Under the forum’s format, candidates answered questions submitted by members of the audience, who packed an atrium at the Downtown Anaheim Community Center.
Asked about his top campaign priority, Brandman said he would focus on “solidifying neighborhood integrity” by focusing on restoring staffing levels in the police and fire departments, fixing streets and sidewalks, and moving utilities underground citywide.
“Since I’ve been on the council, that’s what I’ve done in Anaheim. We’ve restored police officers and community policing…sidewalks are getting fixed, everything is improving,” Brandman said. “The neighborhood integrity of District 3 has never been stronger.”
Brandman’s opponents however, made the argument that the city’s neighborhoods and public facilities have been neglected, and invoked the hotel subsidies several times in response to questions on topics ranging from the city’s unfunded pension liability to street improvements.
“It goes back, again, to the fundamental issue – where are your priorities,” said Moreno, in response to a question about graffiti and road and sidewalk improvements.
“The Convention Center bonds, millions were taken out to fix our streets. We’re borrowing money to fix our street lights but giving away hundreds of millions.”
Brandman, referring to the City Council’s decision to use bond money make street improvements, said the decision allowed them to accelerate street improvements.
“We have put in more street lights and slurried more streets, 33 new police officers, a new fire station, all this because that is what you wanted,” Brandman told the audience. “I would just like the opportunity to continue that progress.”
Nelson proposed creating a neighborhood improvement council to have staff and residents collaborate on public works projects, tree trimming, parking and other issues. He said the city should explore passing a gas tax to fund such projects.
Linda Lobatos, a Democrat and community volunteer who has not actively campaigned, said street improvements have not been seen in poor neighborhoods.
“If you go into the Colony District, it’s beautiful. And if you go into my neighborhood, you will see the big difference. I live in what they consider the hood, the barrio,” said Lobatos, who proposed reviving mural projects to engage youth and cover up graffiti.
Asked about gentrification and high demand for affordable housing, Brandman said Anaheim has built more affordable housing over the last decade than all other Orange County cities combined. He said he would support building even more.
“What you have in me is a fighter who…[will] continue to grow our budget through economic development and smart decision making so that there will be money to help build more affordable housing,” said Brandman. “You have that commitment from me, because I already have been doing it for you.”
Lobatos, Nelson and Moreno all suggested the city provide down payment assistance for first-time homebuyers.
Nelson said he would be against building any new low-income housing, as District 3 is already too dense in his opinion.

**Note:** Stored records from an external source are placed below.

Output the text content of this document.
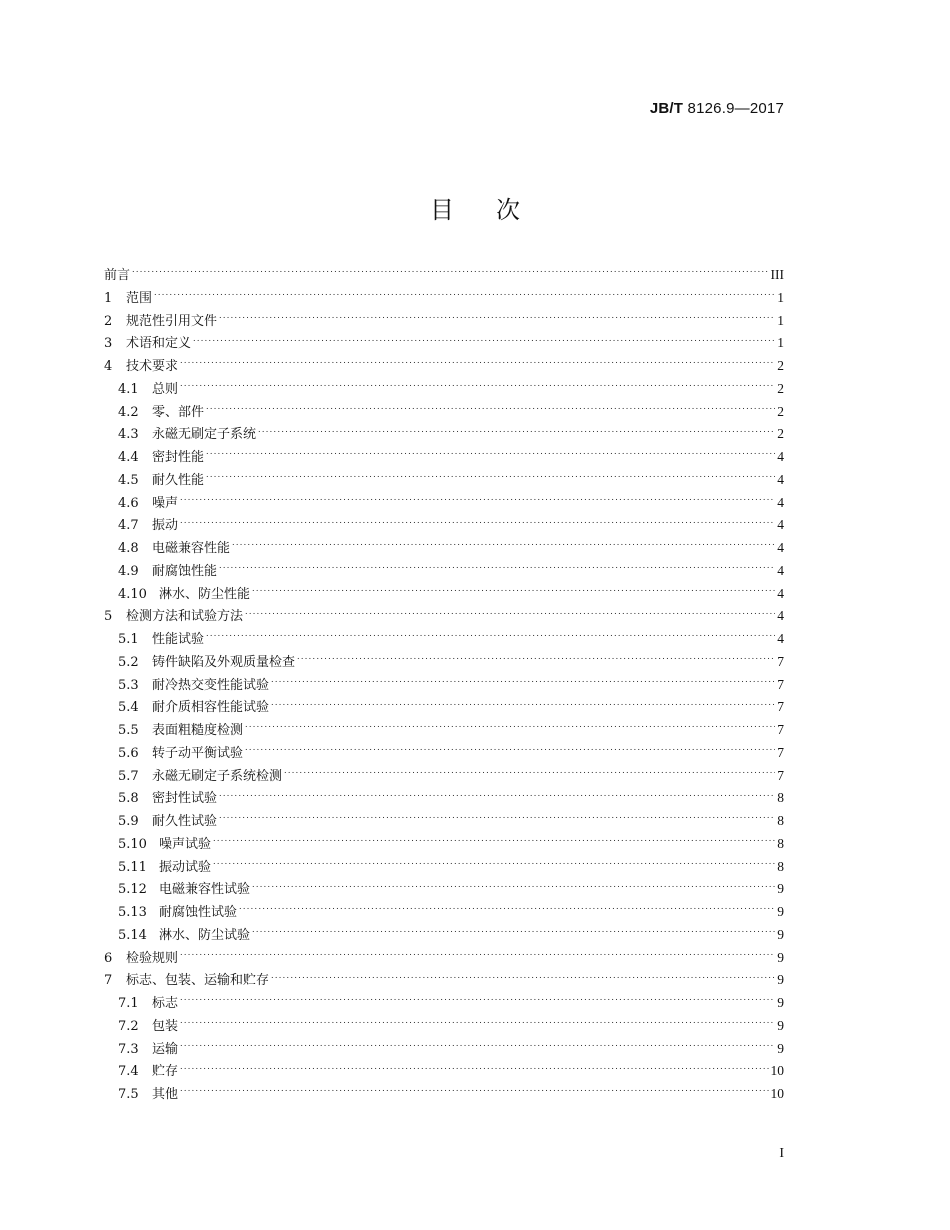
JB/T 8126.9—2017
目次
前言 . . .	III
1	范围 . . .	1
2	规范性引用文件 . . .	1
3	术语和定义 . . .	1
4	技术要求 . . .	2
4.1	总则 . . .	2
4.2	零、部件 . . .	2
4.3	永磁无刷定子系统 . . .	2
4.4	密封性能 . . .	4
4.5	耐久性能 . . .	4
4.6	噪声 . . .	4
4.7	振动 . . .	4
4.8	电磁兼容性能 . . .	4
4.9	耐腐蚀性能 . . .	4
4.10 淋水、防尘性能 . . .	4
5	检测方法和试验方法 . . .	4
5.1	性能试验 . . .	4
5.2	铸件缺陷及外观质量检查 . . .	7
5.3	耐冷热交变性能试验 . . .	7
5.4	耐介质相容性能试验 . . .	7
5.5	表面粗糙度检测 . . .	7
5.6	转子动平衡试验 . . .	7
5.7	永磁无刷定子系统检测 . . .	7
5.8	密封性试验 . . .	8
5.9	耐久性试验 . . .	8
5.10 噪声试验 . . .	8
5.11 振动试验 . . .	8
5.12 电磁兼容性试验 . . .	9
5.13 耐腐蚀性试验 . . .	9
5.14 淋水、防尘试验 . . .	9
6	检验规则 . . .	9
7	标志、包装、运输和贮存 . . .	9
7.1	标志 . . .	9
7.2	包装 . . .	9
7.3	运输 . . .	9
7.4	贮存 . . .	10
7.5	其他 . . .	10
I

“Building more low income housing in this district is the wrong, wrong approach. We have too much of it now, we have to spread that around,” said Nelson.
Moreno said the city has built new housing that is too expensive for low income families. He brought the conversation back to the hotel subsidies.
“We either ask our corporate partners to pay them a working wage…or you don’t get the $560 million and we give 14,000 first-time home buyers a down payment assistance,” said Moreno.
Brandman, asked about his plans to improve local parks, said that the city has already started to restore facilities at several parks citywide, including La Palma and Little People’s Park in District 3.
Other candidates disagreed.
“It’s sad to see that even though there have been improvements, Little People’s Park still does not have a restroom,” said Lobatos.
Nelson said despite being remodeled, Little People’s Park doesn’t look much better.
“Our parks look like crap. I don’t care what [Brandman] says, they look like crap and people are not safe,” said Nelson. “I’m on the public safety board, and I did a mini-survey and nobody said they felt safe in a park in Anaheim after dark.”
Moreno said simply restoring existing parks won’t be enough, as the housing density of District 3 means increased demand.
“Folks go out to the parks to have their birthday parties because the apartment managers don’t let their kids play in the courtyard,” said Moreno.
Candidates were also asked to comment on home sharing, where a resident rents out a portion of their home, either though long-term sublets or short-term rentals to visitors.
Although the city recently banned short-term rentals in which the owner does not live in the home, they have yet to decide how to approach home sharing.
Moreno, Brandman and Nelson all said they were open to the idea. Nelson brought up concerns about parking and noise.
Lobatos said she would be in favor of home sharing, as she has had to rent part of her home out for income.
“It’s not that people choose to have other people in their homes, but they need to be able to sustain their families,” said Lobatos. “We have a lot of poverty.”